As WND has reported, Alan S. Blinder, a Princeton University economist who was former Federal Reserve Board vice chairman, told the Wall Street Journal in an interview reported March 28 the U.S. was at risk of 40 million jobs being shipped out of the country to outsourcing in the next decade or two.
The Journal reported 40 million jobs lost would be more than double the total of U.S. workers employed in manufacturing today.
Blinder was a top adviser to President Clinton whose “free trade” views led him to strongly recommend the passage of NAFTA, the North American Free Trade Agreement.
Hoffa was asked about Blinder’s prediction.
“Look at the way India is opening up,” he answered. “I recently made a trip to China. Unless we stop this with legislation and tariffs and duties on foreign goods, you are not going to have any jobs in this country except flipping hamburgers at McDonalds.
“We’ve got to stop this now,” he continued. “Nothing is inevitable. The problem is that there is an agenda of these globalists and these free traders to ship every good job out of America. Any good job that pays good money, they can find somebody else to do it in India or China or in Hong Kong or wherever. We’ve got to say enough is enough.

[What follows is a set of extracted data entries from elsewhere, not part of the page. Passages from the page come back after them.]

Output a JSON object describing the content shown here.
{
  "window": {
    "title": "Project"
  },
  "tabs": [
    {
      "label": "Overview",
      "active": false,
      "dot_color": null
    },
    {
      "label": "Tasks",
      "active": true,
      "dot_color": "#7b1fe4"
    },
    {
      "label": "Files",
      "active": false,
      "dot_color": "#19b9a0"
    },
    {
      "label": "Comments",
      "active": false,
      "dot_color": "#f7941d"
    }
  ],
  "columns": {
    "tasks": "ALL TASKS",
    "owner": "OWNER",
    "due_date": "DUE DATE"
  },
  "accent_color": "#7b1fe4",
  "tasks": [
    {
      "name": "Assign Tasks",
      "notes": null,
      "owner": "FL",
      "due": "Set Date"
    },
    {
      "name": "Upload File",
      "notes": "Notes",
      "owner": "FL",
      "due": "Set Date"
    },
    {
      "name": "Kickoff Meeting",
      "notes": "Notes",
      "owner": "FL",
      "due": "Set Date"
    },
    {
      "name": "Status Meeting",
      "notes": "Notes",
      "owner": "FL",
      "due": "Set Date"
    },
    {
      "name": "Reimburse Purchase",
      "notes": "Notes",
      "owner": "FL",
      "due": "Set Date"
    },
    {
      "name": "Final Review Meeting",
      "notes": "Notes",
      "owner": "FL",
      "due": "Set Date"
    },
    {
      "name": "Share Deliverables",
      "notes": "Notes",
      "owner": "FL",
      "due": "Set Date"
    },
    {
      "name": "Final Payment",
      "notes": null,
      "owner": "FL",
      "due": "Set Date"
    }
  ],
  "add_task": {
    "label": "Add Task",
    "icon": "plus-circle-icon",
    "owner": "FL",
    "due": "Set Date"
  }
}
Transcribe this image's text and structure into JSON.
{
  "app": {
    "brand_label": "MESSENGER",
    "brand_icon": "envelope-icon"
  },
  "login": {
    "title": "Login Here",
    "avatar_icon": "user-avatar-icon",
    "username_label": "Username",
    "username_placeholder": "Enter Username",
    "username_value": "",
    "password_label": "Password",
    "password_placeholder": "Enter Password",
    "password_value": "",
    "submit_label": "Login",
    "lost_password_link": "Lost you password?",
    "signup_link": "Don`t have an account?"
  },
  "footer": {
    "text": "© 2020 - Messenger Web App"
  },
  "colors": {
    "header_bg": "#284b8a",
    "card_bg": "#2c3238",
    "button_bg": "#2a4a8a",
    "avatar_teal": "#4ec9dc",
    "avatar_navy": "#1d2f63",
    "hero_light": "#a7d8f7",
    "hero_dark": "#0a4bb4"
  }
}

“What about our children?” he asked. “Where are our children going to work? What is the future of this country if there are no good jobs here?”
Hoffa then turned to national security concerns he has about outsourcing.

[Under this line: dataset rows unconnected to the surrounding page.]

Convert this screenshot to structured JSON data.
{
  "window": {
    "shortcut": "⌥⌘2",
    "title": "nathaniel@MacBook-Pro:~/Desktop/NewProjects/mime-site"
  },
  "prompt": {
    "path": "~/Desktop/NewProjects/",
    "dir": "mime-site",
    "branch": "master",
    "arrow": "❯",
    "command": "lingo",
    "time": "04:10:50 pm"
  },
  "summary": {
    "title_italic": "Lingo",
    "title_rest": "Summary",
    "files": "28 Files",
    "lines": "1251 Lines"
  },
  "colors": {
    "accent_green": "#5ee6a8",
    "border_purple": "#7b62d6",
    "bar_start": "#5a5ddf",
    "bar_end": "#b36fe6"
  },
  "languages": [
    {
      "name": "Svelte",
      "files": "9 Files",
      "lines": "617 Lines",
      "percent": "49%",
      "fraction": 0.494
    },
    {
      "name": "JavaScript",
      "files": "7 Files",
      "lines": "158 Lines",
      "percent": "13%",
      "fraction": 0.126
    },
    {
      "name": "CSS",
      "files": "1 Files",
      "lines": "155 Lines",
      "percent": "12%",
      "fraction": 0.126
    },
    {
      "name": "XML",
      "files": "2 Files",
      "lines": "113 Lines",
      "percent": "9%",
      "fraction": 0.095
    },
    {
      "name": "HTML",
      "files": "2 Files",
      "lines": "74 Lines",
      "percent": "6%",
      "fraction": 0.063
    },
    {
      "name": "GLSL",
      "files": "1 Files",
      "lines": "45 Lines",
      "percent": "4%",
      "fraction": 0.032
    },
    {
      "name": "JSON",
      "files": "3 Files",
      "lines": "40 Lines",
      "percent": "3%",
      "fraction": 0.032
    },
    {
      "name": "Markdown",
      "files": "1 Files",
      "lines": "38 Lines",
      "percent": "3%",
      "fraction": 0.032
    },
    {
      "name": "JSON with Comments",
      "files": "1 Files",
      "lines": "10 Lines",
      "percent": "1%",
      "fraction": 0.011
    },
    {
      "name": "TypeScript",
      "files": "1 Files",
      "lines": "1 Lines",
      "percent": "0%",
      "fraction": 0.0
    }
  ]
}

“We are now at the point where we are farming out technology, we’re farming out the manufacturing of airplanes,” Hoffa argued. “We’re outsourcing some of our biggest secrets, like the technology of the modern airplane, the 787 being built by Boeing. We’re giving that technology over to Japan where they are going to make the wing.
“This is a very big erosion of our national security,” he continued. “We’re making the best ideas here in America, we come up with the ideas for the technology, but the manufacturing happens in a plant in some other country, and we just allow them to take our ideas.”

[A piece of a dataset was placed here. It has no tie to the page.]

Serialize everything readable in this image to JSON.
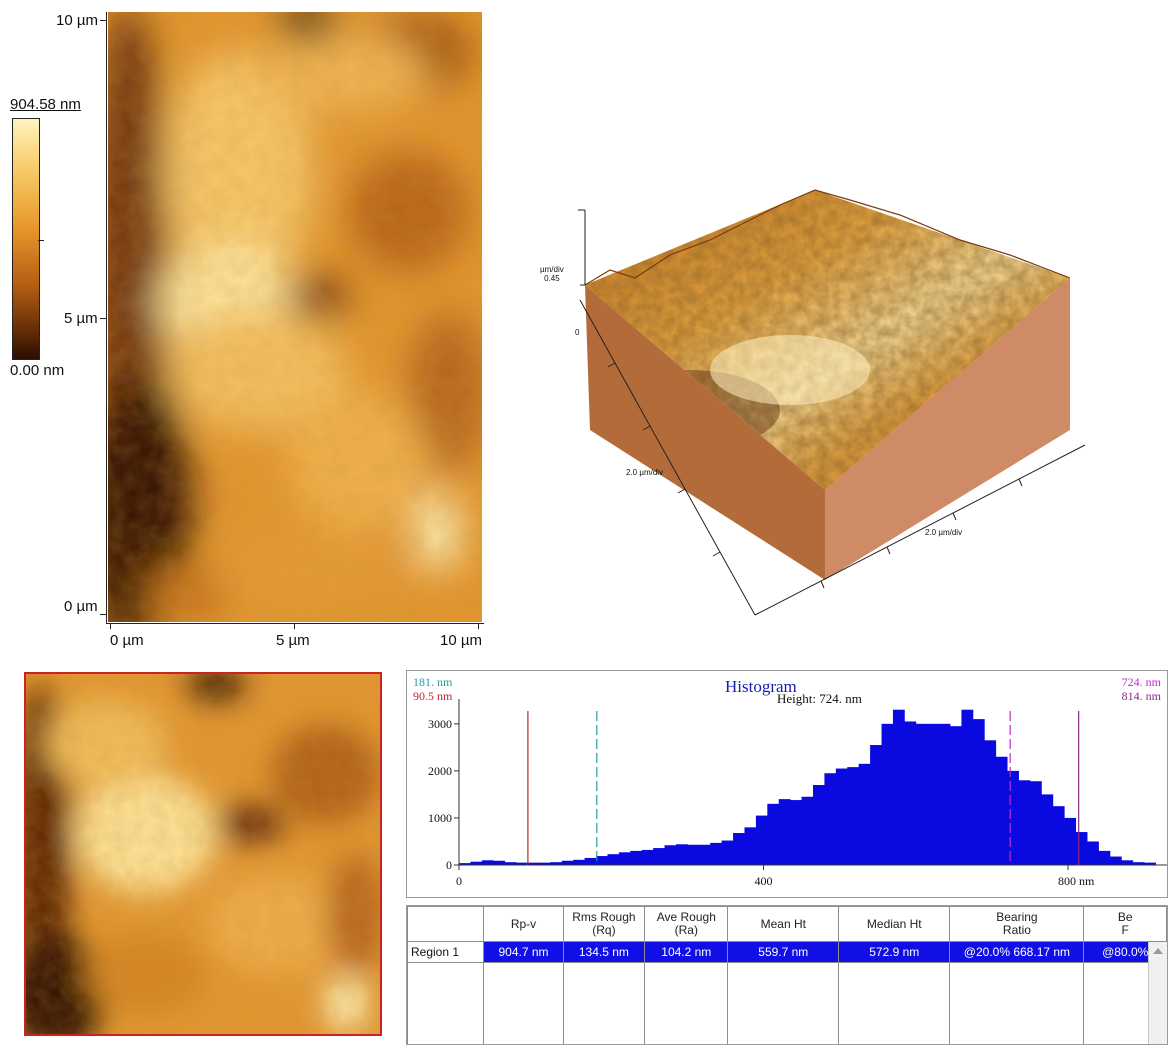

Hoffa returned to the Senate amendment to block the truck project.
“Today is a victory to keep unsafe trucks from coming in from Mexico,” he asserted, “but there is a bigger agenda here. America could lose 40 million jobs and our children are not going to have any place to work. American technology and manufacturing and American know-how are being outsourced all over the world because foreigners will do it cheaper.
“Bush won’t speak openly about the Security and Prosperity Partnership because he doesn’t want anybody to know anything about it,” Hoffa emphasized. “If the American people knew openly about the plan to build superhighway toll roads with foreign money or the plan to create a North American common market and regional government, we would rally to stop it. The Bush administration hasn’t even openly consulted Congress about SPP.”
Hoffa ended the interview by stressing the Teamsters Union resolve to continue fighting against “free trade” agreements that are not “fair trade agreements.”
“We’ve fought NAFTA,” he reflected. “These trade bills are all the same. They end up with these massive trade deficits and why is that? Because it gives countries like Mexico and China access to our markets, but we don’t get access to their markets on the same terms. The trade bills should not be one-way deals that only advantage the multi-national corporations. Fair trade deals should also open up foreign markets so we can (sell) American products on an equal basis.’